# Jim Thompson's Obsession Defcon 6...Video



## Kris87 (Jun 9, 2016)

This video is shorter.  I go over some of the specs of the bow, and how I tuned it.  It turned out really well.  I like this bow a lot.  Take a look.


----------



## brunofishing (Jun 9, 2016)

Great video.. That's a nice bow!!


----------



## Jim Thompson (Jun 9, 2016)

Thanks again youngin!  I appreciated it a couple years ago on the Spyder and I am positive I'll appreciate this one even more.


----------



## bubbabuck (Jun 9, 2016)

Yup Yup....Wish Id changed over sooner....I'm shooting the best Ive ever shot with my new D6 and out to 50 yds comfortably for the first time ever!

Great shooting bow Mr Dennis!


----------



## countryboy27012 (Jun 9, 2016)

Question, 

Did you try the WB after you shimmed the cams? I wonder if that would have made a difference.


----------



## rjcruiser (Jun 9, 2016)

Beautiful bow for sure.

Not much sound or any twang on the shot either...just a dead thump from the arrow.  Hope it brings you the biggun this fall.


----------



## Kris87 (Jun 9, 2016)

countryboy27012 said:


> Question,
> 
> Did you try the WB after you shimmed the cams? I wonder if that would have made a difference.



It wouldn't have because it was such a huge vertical tear.  I see it a good bit from bows that don't like a rigid, guided rest like the WB.  The WB produced about a 2" vertical tear, and about 1/2" right.  When I put the Limbdriver on, it still had the same 1/2" right tear, but the vertical was gone.  It was easy from there.


----------



## Jim Thompson (Jun 9, 2016)

BTW, Bubba says he may pay you a visit before season gets here.  I told him youll have it slinging them 7" left and in the dirt


----------



## dirttracker84 (Jun 10, 2016)

Dang the fps was 305 wow Kris what do you think that bow would shoot at 26 1/2"?


----------



## Kris87 (Jun 10, 2016)

dirttracker84 said:


> Dang the fps was 305 wow Kris what do you think that bow would shoot at 26 1/2"?



1.5" of DL would knock off 15fps normally so 290ish.  However, I'm not familiar with their shorter draw cams and how they perform.  But it should be in that ballpark.


----------



## oppthepop (Jun 10, 2016)

The only bow I shoot! Couldn't make it without my Phoenix. I hesitantly dropped from a 70+ pound "M" to a 60 pound Phoenix set up by Jeff Dixon at 2nd Chance Archery. My goodness am I ever glad I did. What a bow. I can even hit the bullseye at 70 yards (not that I will EVER take a shot at a deer that far) but what an amazing bow.


----------



## Kris87 (Jun 10, 2016)

Jim Thompson said:


> BTW, Bubba says he may pay you a visit before season gets here.  I told him youll have it slinging them 7" left and in the dirt



Good deal.  My childhood nickname was Bubba.  I'm sure we get along jusssssss fine!


----------



## Jim Thompson (Jun 10, 2016)

Kris87 said:


> Good deal.  My childhood nickname was Bubba.  I'm sure we get along jusssssss fine!

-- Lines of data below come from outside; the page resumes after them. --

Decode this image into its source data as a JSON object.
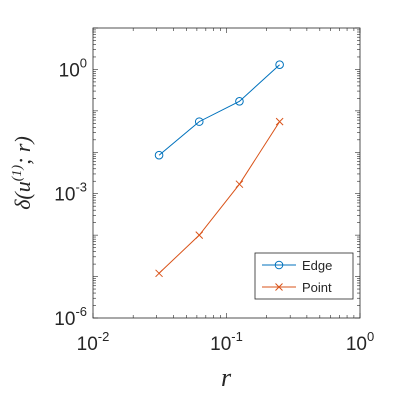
{
  "chart_data": {
    "type": "line",
    "xscale": "log",
    "yscale": "log",
    "xlim": [
      0.01,
      1
    ],
    "ylim": [
      1e-06,
      10
    ],
    "xticks": [
      0.01,
      0.1,
      1
    ],
    "yticks": [
      1e-06,
      0.001,
      1
    ],
    "xtick_labels": [
      {
        "base": "10",
        "exp": "-2"
      },
      {
        "base": "10",
        "exp": "-1"
      },
      {
        "base": "10",
        "exp": "0"
      }
    ],
    "ytick_labels": [
      {
        "base": "10",
        "exp": "-6"
      },
      {
        "base": "10",
        "exp": "-3"
      },
      {
        "base": "10",
        "exp": "0"
      }
    ],
    "xlabel": "r",
    "ylabel": {
      "pre": "δ(u",
      "sup": "(1)",
      "post": "; r)"
    },
    "legend_position": "bottom-right",
    "series": [
      {
        "name": "Edge",
        "color": "#0072BD",
        "marker": "circle",
        "x": [
          0.03125,
          0.0625,
          0.125,
          0.25
        ],
        "y": [
          0.0085,
          0.055,
          0.17,
          1.3
        ]
      },
      {
        "name": "Point",
        "color": "#D95319",
        "marker": "x",
        "x": [
          0.03125,
          0.0625,
          0.125,
          0.25
        ],
        "y": [
          1.2e-05,
          0.0001,
          0.0017,
          0.055
        ]
      }
    ]
  }
}
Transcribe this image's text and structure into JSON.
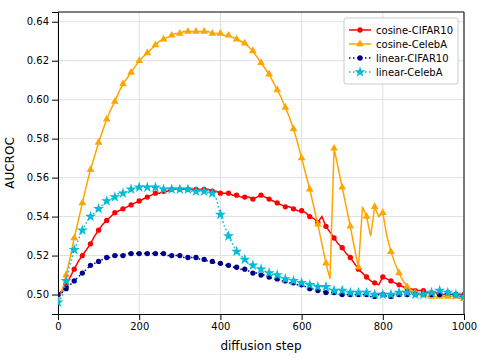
{
  "chart_data": {
    "type": "line",
    "xlabel": "diffusion step",
    "ylabel": "AUCROC",
    "xlim": [
      0,
      1000
    ],
    "ylim": [
      0.49,
      0.645
    ],
    "xticks": [
      0,
      200,
      400,
      600,
      800,
      1000
    ],
    "yticks": [
      {
        "value": 0.5,
        "label": "0.50"
      },
      0.52,
      0.54,
      0.56,
      0.58,
      {
        "value": 0.6,
        "label": "0.60"
      },
      0.62,
      0.64
    ],
    "grid": true,
    "legend": "upper-right",
    "x": [
      0,
      10,
      20,
      30,
      40,
      50,
      60,
      70,
      80,
      90,
      100,
      110,
      120,
      130,
      140,
      150,
      160,
      170,
      180,
      190,
      200,
      210,
      220,
      230,
      240,
      250,
      260,
      270,
      280,
      290,
      300,
      310,
      320,
      330,
      340,
      350,
      360,
      370,
      380,
      390,
      400,
      410,
      420,
      430,
      440,
      450,
      460,
      470,
      480,
      490,
      500,
      510,
      520,
      530,
      540,
      550,
      560,
      570,
      580,
      590,
      600,
      610,
      620,
      630,
      640,
      650,
      660,
      670,
      680,
      690,
      700,
      710,
      720,
      730,
      740,
      750,
      760,
      770,
      780,
      790,
      800,
      810,
      820,
      830,
      840,
      850,
      860,
      870,
      880,
      890,
      900,
      910,
      920,
      930,
      940,
      950,
      960,
      970,
      980,
      990,
      1000
    ],
    "series": [
      {
        "name": "cosine-CIFAR10",
        "color": "#ff0000",
        "line_style": "solid",
        "marker": "circle",
        "values": [
          0.5,
          0.502,
          0.505,
          0.509,
          0.513,
          0.517,
          0.52,
          0.523,
          0.526,
          0.53,
          0.533,
          0.536,
          0.538,
          0.54,
          0.542,
          0.543,
          0.544,
          0.545,
          0.546,
          0.547,
          0.548,
          0.549,
          0.55,
          0.551,
          0.552,
          0.552,
          0.553,
          0.553,
          0.554,
          0.554,
          0.554,
          0.554,
          0.554,
          0.554,
          0.554,
          0.554,
          0.554,
          0.554,
          0.553,
          0.553,
          0.552,
          0.552,
          0.552,
          0.551,
          0.551,
          0.55,
          0.55,
          0.55,
          0.549,
          0.55,
          0.551,
          0.55,
          0.549,
          0.548,
          0.547,
          0.546,
          0.545,
          0.545,
          0.544,
          0.543,
          0.543,
          0.542,
          0.54,
          0.539,
          0.537,
          0.54,
          0.535,
          0.532,
          0.529,
          0.526,
          0.524,
          0.521,
          0.519,
          0.516,
          0.513,
          0.511,
          0.509,
          0.507,
          0.506,
          0.505,
          0.509,
          0.508,
          0.507,
          0.506,
          0.505,
          0.504,
          0.503,
          0.503,
          0.502,
          0.502,
          0.502,
          0.501,
          0.501,
          0.501,
          0.5,
          0.5,
          0.5,
          0.5,
          0.5,
          0.5,
          0.5
        ]
      },
      {
        "name": "cosine-CelebA",
        "color": "#ffa500",
        "line_style": "solid",
        "marker": "triangle",
        "values": [
          0.497,
          0.502,
          0.51,
          0.519,
          0.529,
          0.538,
          0.547,
          0.556,
          0.564,
          0.571,
          0.578,
          0.584,
          0.59,
          0.595,
          0.599,
          0.604,
          0.608,
          0.611,
          0.614,
          0.617,
          0.62,
          0.622,
          0.624,
          0.626,
          0.628,
          0.63,
          0.631,
          0.632,
          0.633,
          0.634,
          0.634,
          0.635,
          0.635,
          0.635,
          0.635,
          0.635,
          0.635,
          0.635,
          0.634,
          0.634,
          0.634,
          0.633,
          0.633,
          0.632,
          0.631,
          0.63,
          0.629,
          0.627,
          0.625,
          0.622,
          0.619,
          0.616,
          0.613,
          0.609,
          0.605,
          0.601,
          0.596,
          0.591,
          0.585,
          0.578,
          0.57,
          0.562,
          0.554,
          0.545,
          0.536,
          0.526,
          0.516,
          0.508,
          0.575,
          0.565,
          0.555,
          0.545,
          0.535,
          0.524,
          0.514,
          0.545,
          0.54,
          0.53,
          0.545,
          0.54,
          0.542,
          0.53,
          0.522,
          0.516,
          0.511,
          0.507,
          0.504,
          0.502,
          0.501,
          0.5,
          0.5,
          0.499,
          0.499,
          0.499,
          0.499,
          0.499,
          0.499,
          0.499,
          0.499,
          0.498,
          0.498
        ]
      },
      {
        "name": "linear-CIFAR10",
        "color": "#00008b",
        "line_style": "dotted",
        "marker": "circle",
        "values": [
          0.5,
          0.501,
          0.503,
          0.505,
          0.507,
          0.509,
          0.511,
          0.513,
          0.515,
          0.516,
          0.517,
          0.518,
          0.519,
          0.519,
          0.52,
          0.52,
          0.52,
          0.521,
          0.521,
          0.521,
          0.521,
          0.521,
          0.521,
          0.521,
          0.521,
          0.521,
          0.521,
          0.52,
          0.52,
          0.52,
          0.52,
          0.519,
          0.519,
          0.519,
          0.519,
          0.518,
          0.518,
          0.517,
          0.517,
          0.516,
          0.516,
          0.515,
          0.515,
          0.514,
          0.514,
          0.513,
          0.513,
          0.512,
          0.511,
          0.511,
          0.51,
          0.51,
          0.509,
          0.508,
          0.508,
          0.507,
          0.507,
          0.506,
          0.506,
          0.505,
          0.505,
          0.504,
          0.503,
          0.503,
          0.502,
          0.502,
          0.501,
          0.501,
          0.501,
          0.5,
          0.5,
          0.5,
          0.5,
          0.5,
          0.5,
          0.5,
          0.5,
          0.499,
          0.499,
          0.5,
          0.5,
          0.499,
          0.499,
          0.5,
          0.5,
          0.5,
          0.5,
          0.5,
          0.5,
          0.5,
          0.5,
          0.5,
          0.5,
          0.5,
          0.5,
          0.5,
          0.501,
          0.5,
          0.5,
          0.499,
          0.499
        ]
      },
      {
        "name": "linear-CelebA",
        "color": "#00bcd4",
        "line_style": "dotted",
        "marker": "star",
        "values": [
          0.496,
          0.499,
          0.507,
          0.516,
          0.523,
          0.528,
          0.533,
          0.537,
          0.54,
          0.542,
          0.544,
          0.546,
          0.548,
          0.549,
          0.55,
          0.552,
          0.552,
          0.553,
          0.554,
          0.554,
          0.555,
          0.555,
          0.555,
          0.555,
          0.555,
          0.555,
          0.554,
          0.554,
          0.554,
          0.554,
          0.554,
          0.554,
          0.554,
          0.553,
          0.553,
          0.553,
          0.553,
          0.552,
          0.552,
          0.549,
          0.541,
          0.535,
          0.53,
          0.526,
          0.522,
          0.52,
          0.518,
          0.516,
          0.515,
          0.514,
          0.513,
          0.512,
          0.511,
          0.51,
          0.51,
          0.509,
          0.508,
          0.508,
          0.507,
          0.507,
          0.506,
          0.506,
          0.505,
          0.505,
          0.504,
          0.504,
          0.504,
          0.503,
          0.502,
          0.502,
          0.502,
          0.502,
          0.501,
          0.501,
          0.501,
          0.501,
          0.501,
          0.5,
          0.5,
          0.5,
          0.5,
          0.5,
          0.5,
          0.5,
          0.501,
          0.501,
          0.501,
          0.501,
          0.5,
          0.5,
          0.5,
          0.501,
          0.501,
          0.501,
          0.502,
          0.501,
          0.501,
          0.5,
          0.5,
          0.499,
          0.499
        ]
      }
    ]
  }
}
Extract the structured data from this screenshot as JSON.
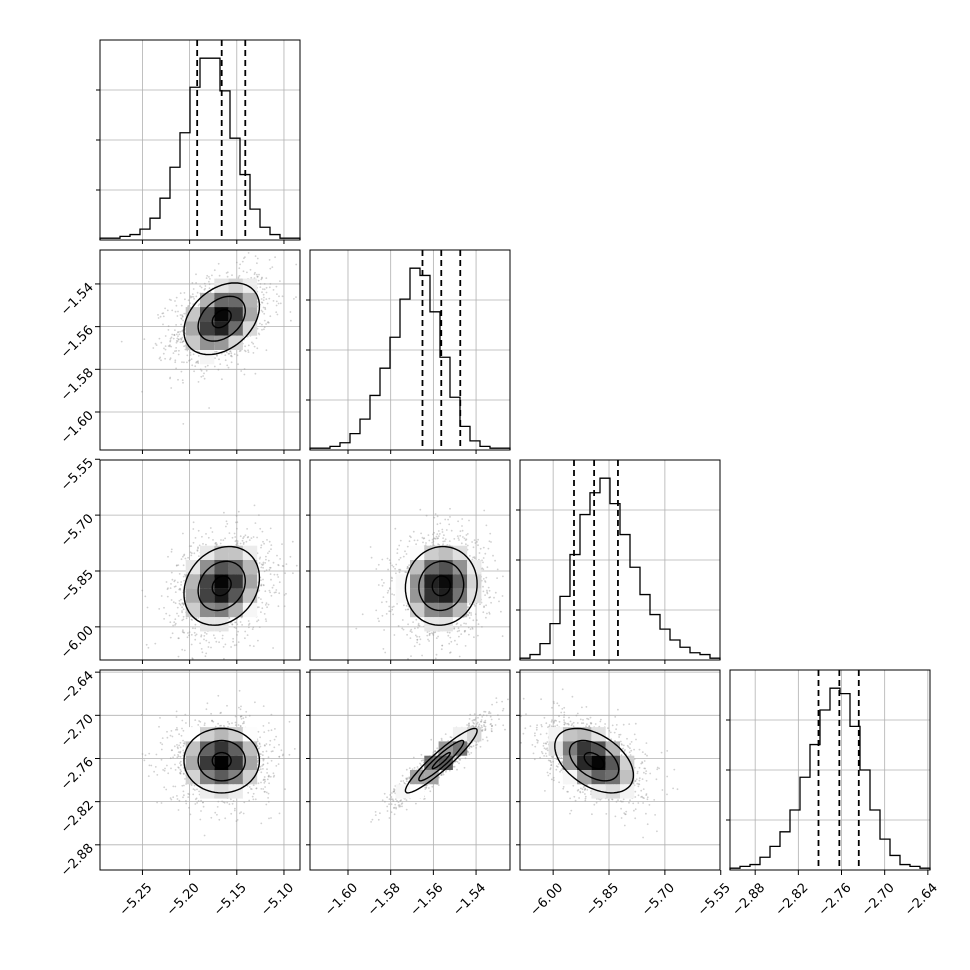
{
  "chart_data": {
    "type": "corner",
    "parameters": [
      {
        "index": 0,
        "range": [
          -5.295,
          -5.083
        ],
        "ticks": [
          -5.25,
          -5.2,
          -5.15,
          -5.1
        ],
        "tick_labels": [
          "−5.25",
          "−5.20",
          "−5.15",
          "−5.10"
        ]
      },
      {
        "index": 1,
        "range": [
          -1.6178,
          -1.5241
        ],
        "ticks": [
          -1.6,
          -1.58,
          -1.56,
          -1.54
        ],
        "tick_labels": [
          "−1.60",
          "−1.58",
          "−1.56",
          "−1.54"
        ]
      },
      {
        "index": 2,
        "range": [
          -6.089,
          -5.552
        ],
        "ticks": [
          -6.0,
          -5.85,
          -5.7,
          -5.55
        ],
        "tick_labels": [
          "−6.00",
          "−5.85",
          "−5.70",
          "−5.55"
        ]
      },
      {
        "index": 3,
        "range": [
          -2.915,
          -2.637
        ],
        "ticks": [
          -2.88,
          -2.82,
          -2.76,
          -2.7,
          -2.64
        ],
        "tick_labels": [
          "−2.88",
          "−2.82",
          "−2.76",
          "−2.70",
          "−2.64"
        ]
      }
    ],
    "quantiles": [
      [
        -5.192,
        -5.166,
        -5.141
      ],
      [
        -1.5651,
        -1.5563,
        -1.5474
      ],
      [
        -5.944,
        -5.89,
        -5.826
      ],
      [
        -2.792,
        -2.763,
        -2.736
      ]
    ],
    "histograms": [
      {
        "values": [
          1,
          1,
          2,
          3,
          6,
          12,
          23,
          40,
          59,
          84,
          100,
          100,
          82,
          56,
          36,
          17,
          7,
          3,
          1,
          1
        ],
        "ymax": 110
      },
      {
        "values": [
          1,
          1,
          2,
          4,
          9,
          17,
          30,
          45,
          62,
          83,
          100,
          96,
          76,
          51,
          29,
          13,
          5,
          2,
          1,
          1
        ],
        "ymax": 110
      },
      {
        "values": [
          1,
          3,
          9,
          20,
          35,
          58,
          80,
          92,
          100,
          86,
          69,
          51,
          36,
          25,
          17,
          11,
          7,
          4,
          3,
          1
        ],
        "ymax": 110
      },
      {
        "values": [
          1,
          2,
          3,
          7,
          13,
          21,
          33,
          51,
          69,
          88,
          100,
          97,
          79,
          55,
          33,
          17,
          8,
          3,
          2,
          1
        ],
        "ymax": 110
      }
    ],
    "pairs": [
      {
        "x": 0,
        "y": 1,
        "mean": [
          -5.166,
          -1.5563
        ],
        "sd": [
          0.025,
          0.0105
        ],
        "rho": 0.35
      },
      {
        "x": 0,
        "y": 2,
        "mean": [
          -5.166,
          -5.89
        ],
        "sd": [
          0.025,
          0.066
        ],
        "rho": 0.2
      },
      {
        "x": 1,
        "y": 2,
        "mean": [
          -1.5563,
          -5.89
        ],
        "sd": [
          0.0105,
          0.066
        ],
        "rho": 0.05
      },
      {
        "x": 0,
        "y": 3,
        "mean": [
          -5.166,
          -2.763
        ],
        "sd": [
          0.025,
          0.028
        ],
        "rho": 0.0
      },
      {
        "x": 1,
        "y": 3,
        "mean": [
          -1.5563,
          -2.763
        ],
        "sd": [
          0.0105,
          0.028
        ],
        "rho": 0.93
      },
      {
        "x": 2,
        "y": 3,
        "mean": [
          -5.89,
          -2.763
        ],
        "sd": [
          0.066,
          0.028
        ],
        "rho": -0.45
      }
    ],
    "grid": true,
    "colors": {
      "axis": "#000000",
      "grid": "#b0b0b0",
      "points": "#9a9a9a",
      "contour": "#000000"
    }
  }
}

his too, we just havent let him forget it


----------



## Keith Karr (Jun 12, 2016)

Jim you will enjoy your D6 ! I been shooting Hoyts for several years and just bought an M6 from Derik Still about a month ago. I'm sure enjoying mine. 

Mine is 27.5 DL, 60.6# and is shooting a 394 grain arrow 283fps on Deriks meter. 

The draw is so smooth and it holds well too. Just sold two Hoyts....it really is a lot more fun to shoot. 

Wish you luck with it this fall.


----------



## Jim Thompson (Jun 13, 2016)

Keith Karr said:


> Jim you will enjoy your D6 ! I been shooting Hoyts for several years and just bought an M6 from Derik Still about a month ago. I'm sure enjoying mine.
> 
> Mine is 27.5 DL, 60.6# and is shooting a 394 grain arrow 283fps on Deriks meter.
> 
> ...



Thanks Keith, I am sure I will enjoy it...well as long as Kris sends it to me!  I am sure he will sooner or later


----------



## Keith Karr (Jun 13, 2016)

I'll be surprised if you aren't impressed with it. Give us a report on how it shoots when you get it. 

If you get !  Lol


----------



## Jim Thompson (Jun 13, 2016)

Keith Karr said:


> I'll be surprised if you aren't impressed with it. Give us a report on how it shoots when you get it.
> 
> If you get !  Lol



Will def get a report back.  Gary has had his for about a month and he said it is an incredible bow and far away the best he has ever shot or even pulled back.  Although I didnt get him started with a bow until about 2004 or 05 I think.  So he hasnt got the comparison rights yet  

Well all of this only matters WHEN I finally get it...right Kris???


----------



## Kris87 (Jun 13, 2016)

Kris is at the beach.  Then he'll be at the lake.  Then he will ship your bow.  In that order.


----------



## Jim Thompson (Jun 13, 2016)

Kris87 said:


> Kris is at the beach.  Then he'll be at the lake.  Then he will ship your bow.  In that order.



fedex comes to the beach and the lake  

Enjoy the trip Kris!


----------



## BowChilling (Jun 13, 2016)

Jim Thompson said:


> fedex comes to the beach and the lake



You shoulda changed over first of the year! You coulda killed turkeys with it then!


----------



## J-Rod (Jun 13, 2016)

I gotta get an Obbsession...


----------



## Jim Thompson (Jun 14, 2016)

Kris87 said:


> Kris is at the beach.  Then he'll be at the lake.  Then he will ship your bow.  In that order.





BowChilling said:


> You shoulda changed over first of the year! You coulda killed turkeys with it then!



Heck I have a tough time killing turkeys with mortars


----------



## SAhunter (Jun 14, 2016)

Really enjoy my def6. Killed a great blonde bear in Alberta with mine in May. First blood since I got mine. You'll like it.


----------



## beersndeer (Jun 16, 2016)

Those Obsessions seem nice... Anyone want to swap one for a Hoyt Faktor 30.


----------



## Kris87 (Jun 16, 2016)

The Sweet Beast Slayer is headed to the Midwest!  Owner report to follow soon....I guess.


----------



## Jim Thompson (Jun 17, 2016)

Kris87 said:


> The Sweet Beast Slayer is headed to the Midwest!  Owner report to follow soon....I guess.



Kris, my reports are not nearly as detailed as yours.  Although they typically involve below zero temps and dead animals 

Well except for last season


----------